Thursday, November 24, 2011

Colossal Chestnuts and another Pecan

There’s been some aggressive weeding of late. I found the tell-tale sign the other evening: come the end of the day, I went about my dutiful effort of hair brushing only to have the exercise yield a brush full of twigs and accompanying detritus.

Mind you, projects for the week have focused on “perennial triage.” That is to say, freeing trees and shrubs from encroaching weeds, invading vines, and the ever-dominant wild raspberry. Thorns, thickets, prickers, and spines require a careful approach, while bedstraw, vetch, grasses, wild strawberry, and rogue ferns necessitate an all-or-nothing tenacity. Somehow the dirt dirties more than just my hands.

The goal is multifarious. These perennial plantings are easily pushed down the priority list throughout the growing season, so taking the time to clear around them now, as the season winds to a close, is essential if they are to be given a stronger start come springtime. After weeding around each tree, a mulch or sheet mulch is applied for fertility and weed suppression.

Our sheet mulching method here at D Acres incorporates two primary materials. First is cardboard collected from area establishments, a means of up-cycling biodegradable material otherwise destined for a landfill. Second is a woody byproduct. Often woodchips are used, a resource we have readily available from our logging efforts. At the moment, I am making use of sawdust donated by a neighbor. Piled in a less than ideal spot, my goal has been to work through the material as quickly as possible. Another week of sheet mulching should easily accomplish the task. Of these two materials, cardboard is utilized for weed suppression, while the placement of organic matter serves to hold the cardboard in place while simultaneously providing a rich nutrient package that will slowly be released and returned to the soil.
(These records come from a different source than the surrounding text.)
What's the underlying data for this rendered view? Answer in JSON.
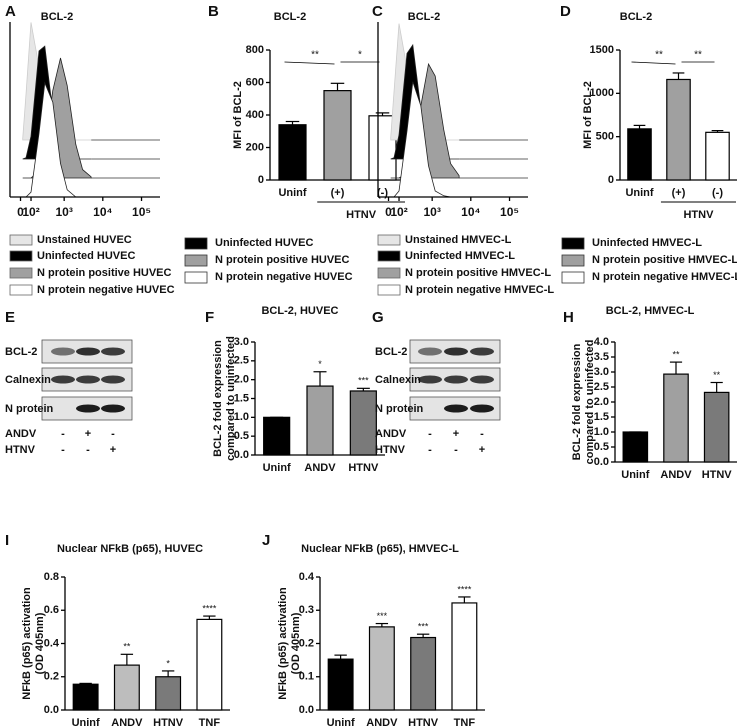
{
  "chart_data": [
    {
      "type": "density",
      "label": "A",
      "title": "BCL-2",
      "xscale": "biexponential",
      "xlim": [
        -100,
        300000
      ],
      "ylim": [
        0,
        100
      ],
      "xticks": [
        0,
        {
          "value": 100,
          "label": "10²"
        },
        {
          "value": 1000,
          "label": "10³"
        },
        {
          "value": 10000,
          "label": "10⁴"
        },
        {
          "value": 100000,
          "label": "10⁵"
        }
      ],
      "x": [
        20,
        50,
        100,
        200,
        300,
        500,
        800,
        1200,
        2000,
        3000,
        5000
      ],
      "series": [
        {
          "name": "Unstained HUVEC",
          "color": "#e6e6e6",
          "values": [
            1,
            38,
            98,
            61,
            23,
            3,
            0,
            0,
            0,
            0,
            0
          ]
        },
        {
          "name": "Uninfected HUVEC",
          "color": "#000000",
          "values": [
            0,
            1,
            19,
            90,
            94,
            39,
            8,
            1,
            0,
            0,
            0
          ]
        },
        {
          "name": "N protein positive HUVEC",
          "color": "#a0a0a0",
          "values": [
            0,
            0,
            0,
            6,
            24,
            73,
            100,
            77,
            28,
            7,
            1
          ]
        },
        {
          "name": "N protein negative HUVEC",
          "color": "#ffffff",
          "values": [
            0,
            0,
            4,
            53,
            95,
            79,
            28,
            6,
            0,
            0,
            0
          ]
        }
      ]
    },
    {
      "type": "bar",
      "label": "B",
      "title": "BCL-2",
      "ylabel": "MFI of BCL-2",
      "categories": [
        "Uninf",
        "(+)",
        "(-)"
      ],
      "values": [
        340,
        550,
        395
      ],
      "errors": [
        20,
        45,
        18
      ],
      "colors": [
        "#000000",
        "#a0a0a0",
        "#ffffff"
      ],
      "legend": [
        "Uninfected HUVEC",
        "N protein positive HUVEC",
        "N protein negative HUVEC"
      ],
      "group": {
        "label": "HTNV",
        "categories": [
          "(+)",
          "(-)"
        ]
      },
      "brackets": [
        {
          "label": "**",
          "between": [
            "Uninf",
            "(+)"
          ]
        },
        {
          "label": "*",
          "between": [
            "(+)",
            "(-)"
          ]
        }
      ],
      "ylim": [
        0,
        800
      ],
      "yticks": [
        0,
        200,
        400,
        600,
        800
      ]
    },
    {
      "type": "density",
      "label": "C",
      "title": "BCL-2",
      "xscale": "biexponential",
      "xlim": [
        -100,
        300000
      ],
      "ylim": [
        0,
        100
      ],
      "xticks": [
        0,
        {
          "value": 100,
          "label": "10²"
        },
        {
          "value": 1000,
          "label": "10³"
        },
        {
          "value": 10000,
          "label": "10⁴"
        },
        {
          "value": 100000,
          "label": "10⁵"
        }
      ],
      "x": [
        20,
        50,
        100,
        200,
        300,
        500,
        800,
        1200,
        2000,
        3000,
        5000
      ],
      "series": [
        {
          "name": "Unstained HMVEC-L",
          "color": "#e6e6e6",
          "values": [
            2,
            40,
            97,
            60,
            22,
            4,
            0,
            0,
            0,
            0,
            0
          ]
        },
        {
          "name": "Uninfected HMVEC-L",
          "color": "#000000",
          "values": [
            0,
            1,
            20,
            88,
            95,
            42,
            10,
            2,
            0,
            0,
            0
          ]
        },
        {
          "name": "N protein positive HMVEC-L",
          "color": "#a0a0a0",
          "values": [
            0,
            0,
            0,
            4,
            18,
            60,
            95,
            85,
            40,
            12,
            2
          ]
        },
        {
          "name": "N protein negative HMVEC-L",
          "color": "#ffffff",
          "values": [
            0,
            0,
            5,
            55,
            96,
            76,
            26,
            5,
            1,
            0,
            0
          ]
        }
      ]
    },
    {
      "type": "bar",
      "label": "D",
      "title": "BCL-2",
      "ylabel": "MFI of BCL-2",
      "categories": [
        "Uninf",
        "(+)",
        "(-)"
      ],
      "values": [
        590,
        1160,
        550
      ],
      "errors": [
        40,
        75,
        20
      ],
      "colors": [
        "#000000",
        "#a0a0a0",
        "#ffffff"
      ],
      "legend": [
        "Uninfected HMVEC-L",
        "N protein positive HMVEC-L",
        "N protein negative HMVEC-L"
      ],
      "group": {
        "label": "HTNV",
        "categories": [
          "(+)",
          "(-)"
        ]
      },
      "brackets": [
        {
          "label": "**",
          "between": [
            "Uninf",
            "(+)"
          ]
        },
        {
          "label": "**",
          "between": [
            "(+)",
            "(-)"
          ]
        }
      ],
      "ylim": [
        0,
        1500
      ],
      "yticks": [
        0,
        500,
        1000,
        1500
      ]
    },
    {
      "type": "bar",
      "label": "F",
      "title": "BCL-2, HUVEC",
      "ylabel": [
        "BCL-2 fold expression",
        "compared to uninfected"
      ],
      "categories": [
        "Uninf",
        "ANDV",
        "HTNV"
      ],
      "values": [
        1.0,
        1.83,
        1.7
      ],
      "errors": [
        0,
        0.38,
        0.07
      ],
      "colors": [
        "#000000",
        "#a0a0a0",
        "#7a7a7a"
      ],
      "annotations": [
        null,
        "*",
        "***"
      ],
      "ylim": [
        0,
        3
      ],
      "yticks": [
        {
          "value": 0,
          "label": "0.0"
        },
        0.5,
        {
          "value": 1,
          "label": "1.0"
        },
        1.5,
        {
          "value": 2,
          "label": "2.0"
        },
        2.5,
        {
          "value": 3,
          "label": "3.0"
        }
      ]
    },
    {
      "type": "bar",
      "label": "H",
      "title": "BCL-2, HMVEC-L",
      "ylabel": [
        "BCL-2 fold expression",
        "compared to uninfected"
      ],
      "categories": [
        "Uninf",
        "ANDV",
        "HTNV"
      ],
      "values": [
        1.0,
        2.93,
        2.32
      ],
      "errors": [
        0,
        0.4,
        0.33
      ],
      "colors": [
        "#000000",
        "#a0a0a0",
        "#7a7a7a"
      ],
      "annotations": [
        null,
        "**",
        "**"
      ],
      "ylim": [
        0,
        4
      ],
      "yticks": [
        {
          "value": 0,
          "label": "0.0"
        },
        0.5,
        {
          "value": 1,
          "label": "1.0"
        },
        1.5,
        {
          "value": 2,
          "label": "2.0"
        },
        2.5,
        {
          "value": 3,
          "label": "3.0"
        },
        3.5,
        {
          "value": 4,
          "label": "4.0"
        }
      ]
    },
    {
      "type": "bar",
      "label": "I",
      "title": "Nuclear NFkB (p65), HUVEC",
      "ylabel": [
        "NFkB (p65) activation",
        "(OD 405nm)"
      ],
      "categories": [
        "Uninf",
        "ANDV",
        "HTNV",
        "TNF"
      ],
      "values": [
        0.155,
        0.27,
        0.2,
        0.545
      ],
      "errors": [
        0.005,
        0.065,
        0.035,
        0.02
      ],
      "colors": [
        "#000000",
        "#bdbdbd",
        "#7a7a7a",
        "#ffffff"
      ],
      "annotations": [
        null,
        "**",
        "*",
        "****"
      ],
      "ylim": [
        0,
        0.8
      ],
      "yticks": [
        {
          "value": 0,
          "label": "0.0"
        },
        0.2,
        0.4,
        0.6,
        0.8
      ]
    },
    {
      "type": "bar",
      "label": "J",
      "title": "Nuclear NFkB (p65), HMVEC-L",
      "ylabel": [
        "NFkB (p65) activation",
        "(OD 405nm)"
      ],
      "categories": [
        "Uninf",
        "ANDV",
        "HTNV",
        "TNF"
      ],
      "values": [
        0.153,
        0.25,
        0.218,
        0.322
      ],
      "errors": [
        0.012,
        0.01,
        0.01,
        0.018
      ],
      "colors": [
        "#000000",
        "#bdbdbd",
        "#7a7a7a",
        "#ffffff"
      ],
      "annotations": [
        null,
        "***",
        "***",
        "****"
      ],
      "ylim": [
        0,
        0.4
      ],
      "yticks": [
        {
          "value": 0,
          "label": "0.0"
        },
        0.1,
        0.2,
        0.3,
        0.4
      ]
    }
  ],
  "blots": [
    {
      "label": "E",
      "rows": [
        "BCL-2",
        "Calnexin",
        "N protein"
      ],
      "conditions": [
        {
          "name": "ANDV",
          "signs": [
            "-",
            "+",
            "-"
          ]
        },
        {
          "name": "HTNV",
          "signs": [
            "-",
            "-",
            "+"
          ]
        }
      ]
    },
    {
      "label": "G",
      "rows": [
        "BCL-2",
        "Calnexin",
        "N protein"
      ],
      "conditions": [
        {
          "name": "ANDV",
          "signs": [
            "-",
            "+",
            "-"
          ]
        },
        {
          "name": "HTNV",
          "signs": [
            "-",
            "-",
            "+"
          ]
        }
      ]
    }
  ]
}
We have found this to be a highly effective process. Effectiveness, of course, is predicated on knowing the location of the pertinent plantings to be cared for. It seems that each year I discover another tree that has previously eluded my observation. This year it was finding a pecan in our ox hovel hedgerow, a lilac bush in our upper field, a fourth roadside beach plum buried beneath goldenrod and sensitive ferns, a fourth sea buckthorn acting as a trellis for somehow-still-lush bedstraw, and a chestnut with the simple tag of “Colossal.”

“Colossal” could also describe the remarkable diversity and strength of our edible landscape. While the work of weeding and mulching will provide these perennial plantings with a power start next season, this work is also in preparation for a more distant future. These trees are tended to now with the hope of production for future decades and future generations. Perennials represent remarkable caloric potential, but time, patience, and persistence are required if that hope is to become a reality. This week has been about weeding for the future, for all of our futures.